Jitters over trade eased through the Asian session this morning, with the Yen giving up some of last week’s gains, though the equity markets were in the red with Trump’s moves later today unpredictable at best.
Earlier in the Day:
Economic data released through the Asian session this morning was limited to New Zealand’s February trade figures.
Year-on-year, the trade deficit narrowed from a revised NZ$3,280m to NZ$3,020m, narrowing greater than to a forecasted NZ$3,225m deficit, while month-on-month, January’s revised NZ$655m deficit bounced to a NZ$217m surplus in February.
- Goods exports increased by 11% (NZ$446m) to NZ$4.5bn, year-on-year, while goods import rose by 4.6% (NZ$187m) to NZ$4.2bn over the same period, the February number a new high.
- In February, exports increased to all destinations (monthly movements), with exports to China up 12%, to Australia up 5.3%, USA by 5.1%, to the EU by 12% and to Japan by 23% compared with January.
- The bounce in exports was attributed to rising exports in meat and edible offal (+13%), logs, wood and wood articles (+19%); Milk powder, butter and cheese (+5.3%) and fish, crustaceans and molluscs (+31%).
- On the import front, mechanical machinery and equipment led the way, up 10% (NZ$57m), while crude oil imports fell by 7.8% and vehicles parts and accessories fell by 18%, led by a 33% fall in motor vehicle imports.
The Kiwi Dollar moved from $0.72397 to $0.72328 upon release of the figures before making gains later in the morning, up 0.50% to $0.7269 at the time of writing, supported by the upbeat trade figures.
Elsewhere the Aussie Dollar was up 0.31% to $0.7723, supported by last week’s pickup in commodity and oil prices and a pullback in U.S Treasury yields, while the Japanese Yen lost some ground, down 0.14% to ¥104.89 through the morning session.
With economic data on the lighter side, the markets will be in the hands of Trump and China, with any more tariffs and more material retaliations by China likely to drive risk aversion to new levels.
In the equity markets, it was another sea of red as investors responded to the losses across Europe and the U.S on Friday, the upbeat economic data out of the U.S overshadowed by the continued threat of a trade war between the U.S and China that would have an impact on most economies in the region.
The ASX200 closed out the day with a 0.52% loss, with the Nikkei down 0.33% ahead of the close, while the Hang Seng and CSI300 were down 0.56% and 1.64% respectively, the losses coming in spite of the U.S futures in positive territory, market fears of more trade chatter holding back risk appetite.
The Day Ahead:
For the EUR, economic data scheduled for release this morning is limited to finalized 4th quarter GDP figures out of France that are forecasted to be in line with 2nd prelim figures. Barring a deviation from prelim numbers, the stats are unlikely to have a material impact on the EUR, with market risk sentiment through the day likely to be of greater influence.

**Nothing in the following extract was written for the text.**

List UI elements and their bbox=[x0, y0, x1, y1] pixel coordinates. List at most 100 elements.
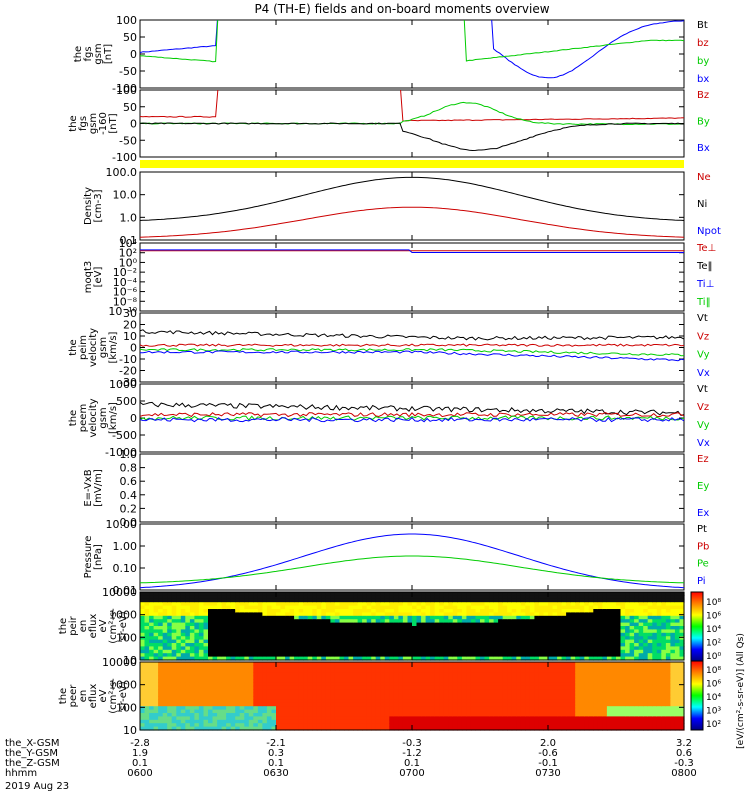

There will have been some relief last week that the EU was able to garner an exemption from the steel and aluminium tariffs. For the week ahead, any more talk of tariffs on EU car exports to the U.S would be the one to watch, together with any more retaliatory moves by China.
At the time of writing, the EUR was up 0.18% to $1.2375.
For the Pound, macroeconomic data is on the lighter side through the day, with stats limited to mortgage approvals that are unlikely to have an impact on the Pound, focus on the Pound will continue to be Brexit and the ongoing trade spat between the U.S and China that could spiral out of control at any time.
At the time of writing, the Pound was up 0.22% to $1.4163, with the markets likely to be drip fed more summaries from last week’s Euro Summit to provide direction for the Pound on Brexit.
Across the Pond, there are no material stats scheduled for release that will give February’s Chicago FED National Activity Index and FOMC members’ greater influence on the markets through the U.S session.
FOMC members Dudley, Mester and Qaurles are scheduled to speak and there will be some interest, if any of the members suggest that the FED may need to hit the pause button in the event of a trade war.
The U.S President has certainly achieved the goal of a weaker Dollar, though even the weaker Dollar has done little to stem the tide of demand for foreign goods through the year, as the goods trade deficit continues to widen.
At the time of writing, the Dollar Spot Index was down 0.04% at 89.4, giving up gains from earlier in the morning, with the greenback in the hands of the U.S President and China, any moves by either side that are considered to be a negative for the respective economies, likely to also be a negative for the U.S Dollar.